What The GOP Needs To Do

Byron York recently published a piece on the National Review web site that deserves careful consideration. As you may know, the Republican Governors Association met in Miami. Here is York's assessment of that meeting; "after the GOP’s loss of the White House, the House, and the Senate, power in the party has now settled firmly among the nation’s 23 Republican governors. If you’re a Republican member of Congress, how much can you really get done? If you’re the Republican president, how many days do you have left?

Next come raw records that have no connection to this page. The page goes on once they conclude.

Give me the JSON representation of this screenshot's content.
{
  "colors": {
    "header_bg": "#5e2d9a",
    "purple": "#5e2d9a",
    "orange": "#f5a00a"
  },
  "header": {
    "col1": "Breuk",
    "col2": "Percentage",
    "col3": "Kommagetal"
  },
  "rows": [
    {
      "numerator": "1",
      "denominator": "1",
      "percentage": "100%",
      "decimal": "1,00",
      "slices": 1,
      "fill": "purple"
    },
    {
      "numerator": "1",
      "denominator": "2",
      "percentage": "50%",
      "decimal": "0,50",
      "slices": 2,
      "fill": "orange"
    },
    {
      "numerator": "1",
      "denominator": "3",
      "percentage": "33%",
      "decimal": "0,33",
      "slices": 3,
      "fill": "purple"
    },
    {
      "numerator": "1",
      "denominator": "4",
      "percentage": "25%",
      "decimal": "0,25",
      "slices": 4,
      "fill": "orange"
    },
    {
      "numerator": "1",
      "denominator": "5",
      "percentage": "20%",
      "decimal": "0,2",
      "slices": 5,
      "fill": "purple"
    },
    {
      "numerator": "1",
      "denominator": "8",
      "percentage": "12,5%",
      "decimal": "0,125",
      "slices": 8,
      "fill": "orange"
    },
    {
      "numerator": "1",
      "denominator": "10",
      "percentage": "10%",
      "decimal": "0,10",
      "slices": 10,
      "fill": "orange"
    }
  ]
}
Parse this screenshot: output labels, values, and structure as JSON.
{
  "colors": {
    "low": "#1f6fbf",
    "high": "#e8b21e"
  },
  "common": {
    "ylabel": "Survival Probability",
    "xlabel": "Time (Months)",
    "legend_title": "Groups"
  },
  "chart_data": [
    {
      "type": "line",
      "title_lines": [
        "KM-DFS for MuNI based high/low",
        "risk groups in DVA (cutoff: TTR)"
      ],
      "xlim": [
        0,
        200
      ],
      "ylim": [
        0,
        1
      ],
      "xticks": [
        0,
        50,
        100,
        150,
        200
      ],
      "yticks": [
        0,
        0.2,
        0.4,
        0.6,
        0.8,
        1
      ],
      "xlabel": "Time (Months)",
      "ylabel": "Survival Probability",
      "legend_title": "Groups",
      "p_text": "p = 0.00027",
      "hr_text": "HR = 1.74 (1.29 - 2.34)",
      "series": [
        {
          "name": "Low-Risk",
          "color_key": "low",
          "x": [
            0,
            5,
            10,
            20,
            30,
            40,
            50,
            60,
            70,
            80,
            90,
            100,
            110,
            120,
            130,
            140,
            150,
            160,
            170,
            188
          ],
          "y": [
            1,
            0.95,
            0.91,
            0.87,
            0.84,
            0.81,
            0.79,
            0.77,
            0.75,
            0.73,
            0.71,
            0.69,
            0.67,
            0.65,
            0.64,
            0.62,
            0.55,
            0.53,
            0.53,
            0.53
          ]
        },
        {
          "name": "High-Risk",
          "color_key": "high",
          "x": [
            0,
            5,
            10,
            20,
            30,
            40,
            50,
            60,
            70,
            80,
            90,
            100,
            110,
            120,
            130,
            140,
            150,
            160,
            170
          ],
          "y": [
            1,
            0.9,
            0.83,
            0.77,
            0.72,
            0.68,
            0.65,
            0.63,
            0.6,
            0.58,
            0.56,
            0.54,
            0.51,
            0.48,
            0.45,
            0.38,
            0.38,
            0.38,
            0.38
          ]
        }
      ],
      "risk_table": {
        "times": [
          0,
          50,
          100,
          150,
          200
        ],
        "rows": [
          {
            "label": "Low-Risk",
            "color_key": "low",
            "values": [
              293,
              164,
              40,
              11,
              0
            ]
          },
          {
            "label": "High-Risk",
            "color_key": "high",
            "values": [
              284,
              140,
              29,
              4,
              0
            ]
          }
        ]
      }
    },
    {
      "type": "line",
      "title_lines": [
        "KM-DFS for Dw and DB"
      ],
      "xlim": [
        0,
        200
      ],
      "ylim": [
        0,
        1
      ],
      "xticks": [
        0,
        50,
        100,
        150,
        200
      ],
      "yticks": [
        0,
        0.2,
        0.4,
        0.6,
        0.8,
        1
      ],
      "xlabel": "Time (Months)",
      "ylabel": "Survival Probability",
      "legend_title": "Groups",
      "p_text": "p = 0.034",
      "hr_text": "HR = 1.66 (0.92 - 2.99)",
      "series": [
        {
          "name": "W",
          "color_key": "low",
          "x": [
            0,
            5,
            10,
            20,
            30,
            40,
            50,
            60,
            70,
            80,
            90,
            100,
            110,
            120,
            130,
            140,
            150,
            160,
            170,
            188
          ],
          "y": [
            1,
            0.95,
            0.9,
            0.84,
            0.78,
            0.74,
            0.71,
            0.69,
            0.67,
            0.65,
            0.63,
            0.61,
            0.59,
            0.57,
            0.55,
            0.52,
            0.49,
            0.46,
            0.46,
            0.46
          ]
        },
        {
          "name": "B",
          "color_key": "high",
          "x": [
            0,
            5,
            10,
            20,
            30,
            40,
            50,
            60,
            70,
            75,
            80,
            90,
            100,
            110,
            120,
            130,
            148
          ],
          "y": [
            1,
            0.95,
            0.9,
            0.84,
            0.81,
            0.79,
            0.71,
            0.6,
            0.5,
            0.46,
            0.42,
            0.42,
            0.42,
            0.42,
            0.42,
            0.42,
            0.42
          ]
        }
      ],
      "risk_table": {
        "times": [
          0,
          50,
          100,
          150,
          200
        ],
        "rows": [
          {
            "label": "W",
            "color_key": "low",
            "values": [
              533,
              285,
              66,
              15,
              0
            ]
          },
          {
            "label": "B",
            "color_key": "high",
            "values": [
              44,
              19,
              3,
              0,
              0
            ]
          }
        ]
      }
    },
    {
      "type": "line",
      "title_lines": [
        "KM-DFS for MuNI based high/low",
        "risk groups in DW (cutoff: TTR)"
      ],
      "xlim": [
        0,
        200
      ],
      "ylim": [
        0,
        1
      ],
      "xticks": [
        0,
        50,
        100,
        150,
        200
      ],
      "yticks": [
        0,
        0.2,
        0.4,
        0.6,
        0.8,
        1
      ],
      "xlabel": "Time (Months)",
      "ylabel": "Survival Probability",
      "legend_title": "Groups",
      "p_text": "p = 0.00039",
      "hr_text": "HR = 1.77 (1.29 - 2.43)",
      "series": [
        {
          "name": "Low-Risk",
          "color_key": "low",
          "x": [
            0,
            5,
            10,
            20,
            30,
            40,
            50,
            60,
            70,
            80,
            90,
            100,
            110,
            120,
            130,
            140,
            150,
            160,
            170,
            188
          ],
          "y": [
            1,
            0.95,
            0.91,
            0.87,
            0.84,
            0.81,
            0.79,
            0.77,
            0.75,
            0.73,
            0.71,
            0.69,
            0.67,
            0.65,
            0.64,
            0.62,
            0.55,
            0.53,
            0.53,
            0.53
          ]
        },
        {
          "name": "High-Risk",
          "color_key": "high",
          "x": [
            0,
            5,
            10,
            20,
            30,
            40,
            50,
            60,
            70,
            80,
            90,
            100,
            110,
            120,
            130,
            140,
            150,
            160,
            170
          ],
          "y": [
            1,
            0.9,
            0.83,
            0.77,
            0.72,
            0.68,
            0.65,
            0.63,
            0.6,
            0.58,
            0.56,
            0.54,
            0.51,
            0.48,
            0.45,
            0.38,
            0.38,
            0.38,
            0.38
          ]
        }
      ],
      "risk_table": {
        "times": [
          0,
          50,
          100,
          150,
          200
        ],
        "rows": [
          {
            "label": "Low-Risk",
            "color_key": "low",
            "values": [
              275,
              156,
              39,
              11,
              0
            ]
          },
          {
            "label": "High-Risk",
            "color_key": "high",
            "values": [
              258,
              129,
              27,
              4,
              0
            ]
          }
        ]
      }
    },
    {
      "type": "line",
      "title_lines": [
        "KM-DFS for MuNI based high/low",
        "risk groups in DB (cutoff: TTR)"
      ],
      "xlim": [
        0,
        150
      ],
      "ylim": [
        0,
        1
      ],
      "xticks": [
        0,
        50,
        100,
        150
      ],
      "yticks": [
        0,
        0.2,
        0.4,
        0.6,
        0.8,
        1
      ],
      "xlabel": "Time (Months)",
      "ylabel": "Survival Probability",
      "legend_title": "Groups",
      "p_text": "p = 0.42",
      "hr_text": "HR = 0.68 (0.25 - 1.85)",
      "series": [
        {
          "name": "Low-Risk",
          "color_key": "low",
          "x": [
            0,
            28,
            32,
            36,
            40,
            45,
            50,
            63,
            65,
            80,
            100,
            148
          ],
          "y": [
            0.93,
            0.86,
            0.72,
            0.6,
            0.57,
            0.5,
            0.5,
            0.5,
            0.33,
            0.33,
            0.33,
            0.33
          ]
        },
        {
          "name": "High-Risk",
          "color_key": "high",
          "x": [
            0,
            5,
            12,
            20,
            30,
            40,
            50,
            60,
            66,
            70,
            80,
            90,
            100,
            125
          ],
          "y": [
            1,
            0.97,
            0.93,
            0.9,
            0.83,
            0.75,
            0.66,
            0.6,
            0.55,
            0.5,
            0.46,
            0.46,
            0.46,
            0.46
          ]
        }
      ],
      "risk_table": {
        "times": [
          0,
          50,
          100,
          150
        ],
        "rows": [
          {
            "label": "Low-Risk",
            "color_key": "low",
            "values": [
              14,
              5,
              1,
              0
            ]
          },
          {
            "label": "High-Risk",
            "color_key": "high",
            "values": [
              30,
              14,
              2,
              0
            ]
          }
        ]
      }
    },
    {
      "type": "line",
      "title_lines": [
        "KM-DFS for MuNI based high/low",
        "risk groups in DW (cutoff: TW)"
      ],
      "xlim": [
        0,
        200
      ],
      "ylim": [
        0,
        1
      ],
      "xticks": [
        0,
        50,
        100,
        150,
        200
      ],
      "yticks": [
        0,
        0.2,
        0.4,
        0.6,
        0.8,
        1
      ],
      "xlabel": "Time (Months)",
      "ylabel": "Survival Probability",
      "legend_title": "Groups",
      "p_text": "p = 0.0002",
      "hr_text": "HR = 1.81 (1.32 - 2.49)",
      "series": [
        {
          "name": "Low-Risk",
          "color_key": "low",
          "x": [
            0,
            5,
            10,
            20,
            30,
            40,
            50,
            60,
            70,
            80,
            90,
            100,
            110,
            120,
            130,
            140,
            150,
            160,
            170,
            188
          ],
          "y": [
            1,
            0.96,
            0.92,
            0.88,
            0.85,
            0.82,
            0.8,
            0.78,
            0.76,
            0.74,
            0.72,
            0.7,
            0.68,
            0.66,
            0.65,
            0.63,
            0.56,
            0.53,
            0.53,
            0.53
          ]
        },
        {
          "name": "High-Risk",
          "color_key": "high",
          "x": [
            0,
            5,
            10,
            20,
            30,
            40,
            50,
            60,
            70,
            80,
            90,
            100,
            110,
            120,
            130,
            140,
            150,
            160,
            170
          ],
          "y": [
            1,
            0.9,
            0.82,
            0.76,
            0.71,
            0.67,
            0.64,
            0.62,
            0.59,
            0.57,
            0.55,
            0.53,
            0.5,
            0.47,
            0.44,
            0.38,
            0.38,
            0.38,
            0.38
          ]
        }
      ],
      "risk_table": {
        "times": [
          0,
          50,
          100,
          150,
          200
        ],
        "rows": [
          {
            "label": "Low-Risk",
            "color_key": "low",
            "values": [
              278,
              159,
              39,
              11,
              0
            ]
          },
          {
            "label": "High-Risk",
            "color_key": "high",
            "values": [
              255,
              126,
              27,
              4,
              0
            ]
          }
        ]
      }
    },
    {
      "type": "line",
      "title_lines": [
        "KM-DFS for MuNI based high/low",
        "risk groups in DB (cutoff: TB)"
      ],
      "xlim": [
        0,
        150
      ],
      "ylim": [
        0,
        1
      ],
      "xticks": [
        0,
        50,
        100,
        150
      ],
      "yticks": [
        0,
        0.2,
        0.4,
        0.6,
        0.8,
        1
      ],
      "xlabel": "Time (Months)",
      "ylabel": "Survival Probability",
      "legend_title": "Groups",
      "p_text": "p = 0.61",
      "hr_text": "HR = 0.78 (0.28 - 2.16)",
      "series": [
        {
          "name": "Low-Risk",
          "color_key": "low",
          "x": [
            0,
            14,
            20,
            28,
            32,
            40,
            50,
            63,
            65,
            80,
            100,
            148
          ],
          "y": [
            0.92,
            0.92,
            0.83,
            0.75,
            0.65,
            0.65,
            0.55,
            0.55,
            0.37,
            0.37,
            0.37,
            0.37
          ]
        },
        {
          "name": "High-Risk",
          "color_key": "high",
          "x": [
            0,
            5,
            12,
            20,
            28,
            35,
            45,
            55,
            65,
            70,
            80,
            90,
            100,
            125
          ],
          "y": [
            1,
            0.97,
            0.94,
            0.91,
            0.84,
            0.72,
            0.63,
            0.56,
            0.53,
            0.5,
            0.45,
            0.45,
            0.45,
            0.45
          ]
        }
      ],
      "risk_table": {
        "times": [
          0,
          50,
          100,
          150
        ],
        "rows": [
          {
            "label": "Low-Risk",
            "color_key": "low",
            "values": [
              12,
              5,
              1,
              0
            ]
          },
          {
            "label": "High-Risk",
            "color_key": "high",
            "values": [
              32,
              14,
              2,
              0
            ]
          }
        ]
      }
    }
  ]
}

But if you’re a Republican governor — well, you're where the action is."

Rick Perry, the governor of Texas, said at that meeting Americans want “the kind of leadership that you see displayed by Republican governors — not necessarily what you see in Washington, D.C.”

The governors’ offices around the country are where political leadership will be discovered and tested, and where future national candidates will sharpen their governing skills. Republicans need to focus on 2009 and 2010, not the national election in 2012. There are 36 races in 2010, including Florida. Sarah Palin understands this, I hope. “Let the pundits go on with their idle talk about the next election, about what happens in 2012,” she said at the conference. “Our concern should be about our state’s next great reform, our next budget, our next opportunity to progress in the states that we serve, and on issues like taxes and energy and health care, immigration, education, we will not lack for opportunities to serve and to lead and to show the way.”

By the way, seventy six percent of Republicans in a recent Gallup poll say they’d like to see Governor Palin become “a major national political figure for many years to come”).
In my opinion, Palin is going to be very important in shaping the new GOP. And so is Rudy Giuliani, who many of you remember was my choice for President in this past election. He is likely to run for Governor of New York.

However, both Palin and Giuliani need to refrain from mistakes, and make careful contributions to reworking the party. And of course, they need to be excellent Governors. I wouldn't mind a Giuliani/Palin ticket in 2012. But its possible during this period of transition, even more viable candidates will surface. I'm looking forward to the next few years.